Former Defense Secretary Compares Climate Change To Nuclear War

There are two existential catastrophes threatening the world, former Defense Secretary William Perry said. One is quick but avoidable, while the other is slowly unfolding.
"Our planet today faces two existential dangers," Perry said at Stanford University, where he now serves as a senior fellow at the Hoover Institute. "One of them is nuclear war—nuclear catastrophe—and the other is a climate catastrophe. The nuclear catastrophe could happen next month, next year, ten years from now or if we’re lucky, never. But if it happens it happens all at once. On the other hand the climate-change catastrophe is on a slow roll. It is happening. It’s happening every month, every year. It’s getting worse."
Perry, who served as defense secretary from 1994-97, made the comparison at the Stanford Global Energy Forum at the beginning of a dialogue with California Gov. Jerry Brown, who added a point of comparison:
"I’d say nuclear (war) and climate change have a similar lack of attention relative to what the threat is," Brown said. "And we should have a lot more response, a lot more attention than we have."
California has reduced its greenhouse gas emissions from 465 million tons per year to 435 or 440, Brown said, but it has to get down to 165.

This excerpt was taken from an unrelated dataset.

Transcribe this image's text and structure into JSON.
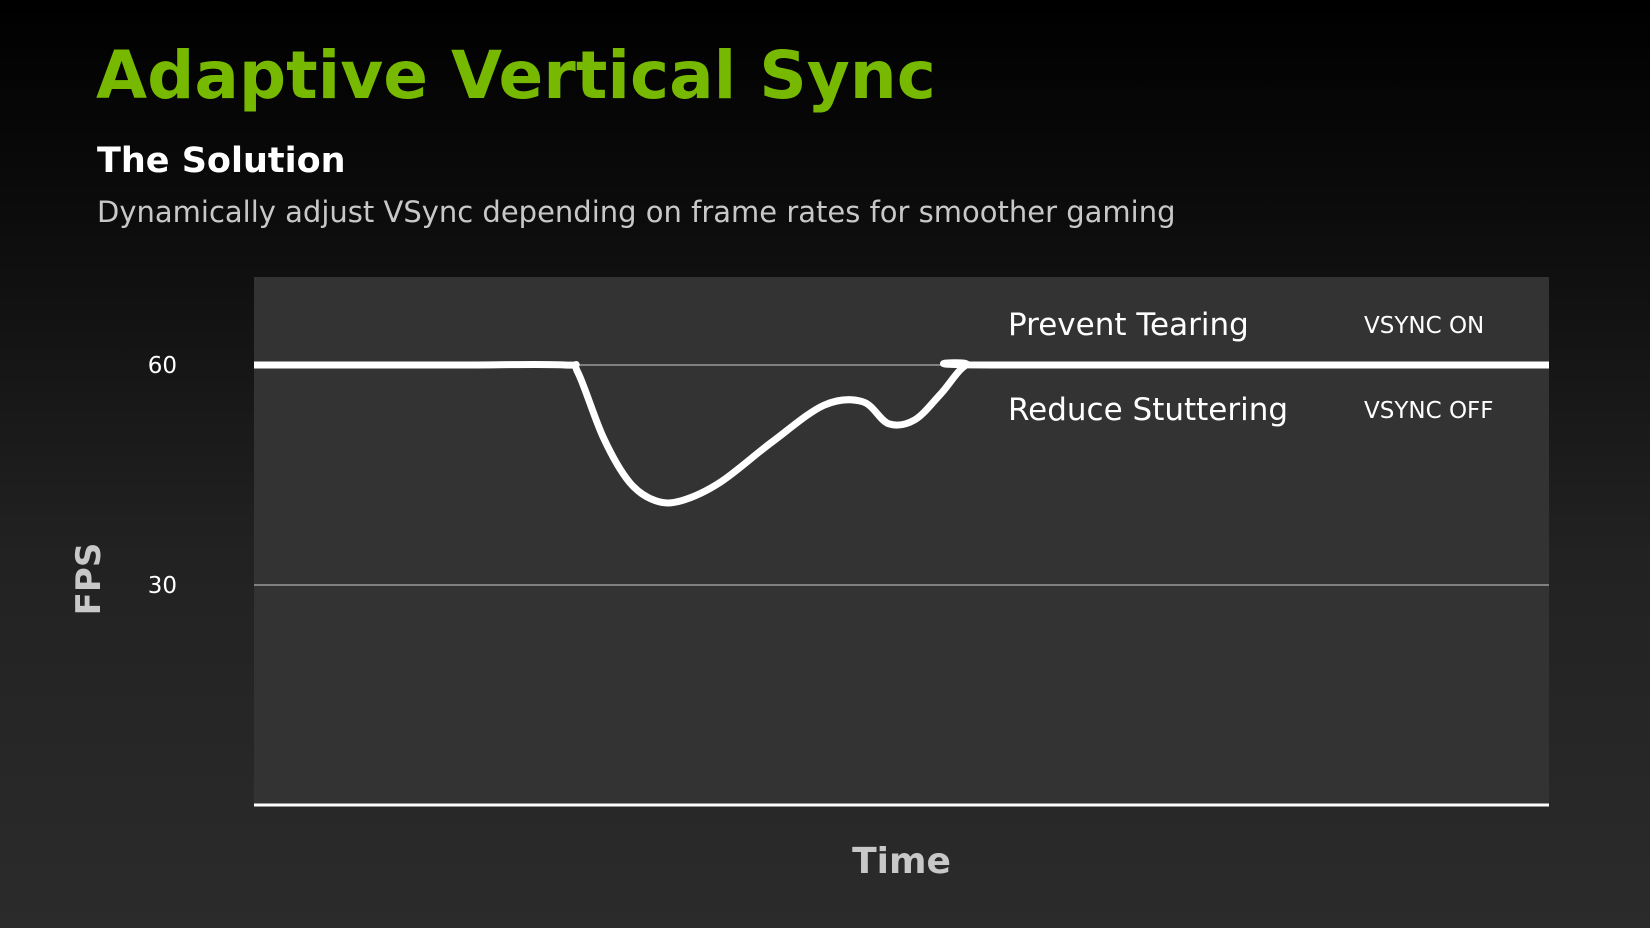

"That's a very steep curve," Brown said. "How the hell are we going to do that? It’s gonna take every conceivable market-regulatory-investment-R&D-private-public effort, and it's almost like I'll just—oh my, I don't want to say a war footing, but it takes some of that heroism to deal with climate change."
Perry served in the U.S. Army in occupied Japan and has focused ever since on nuclear war, on maximizing the deterrent potential of the American arsenal and on preventing its use. He's the author of "My Journey at the Nuclear Brink."
But lately a different catastrophe has his attention.
"This is a slow-motion catastrophe. It's a little bit like the legend of the frog and the water, and the water is heating up and gets hotter and hotter, and the frog doesn't think to jump out until it's too late," Perry said. "It is slow motion and we’re not reacting to it. We know what to do, but we're not doing it."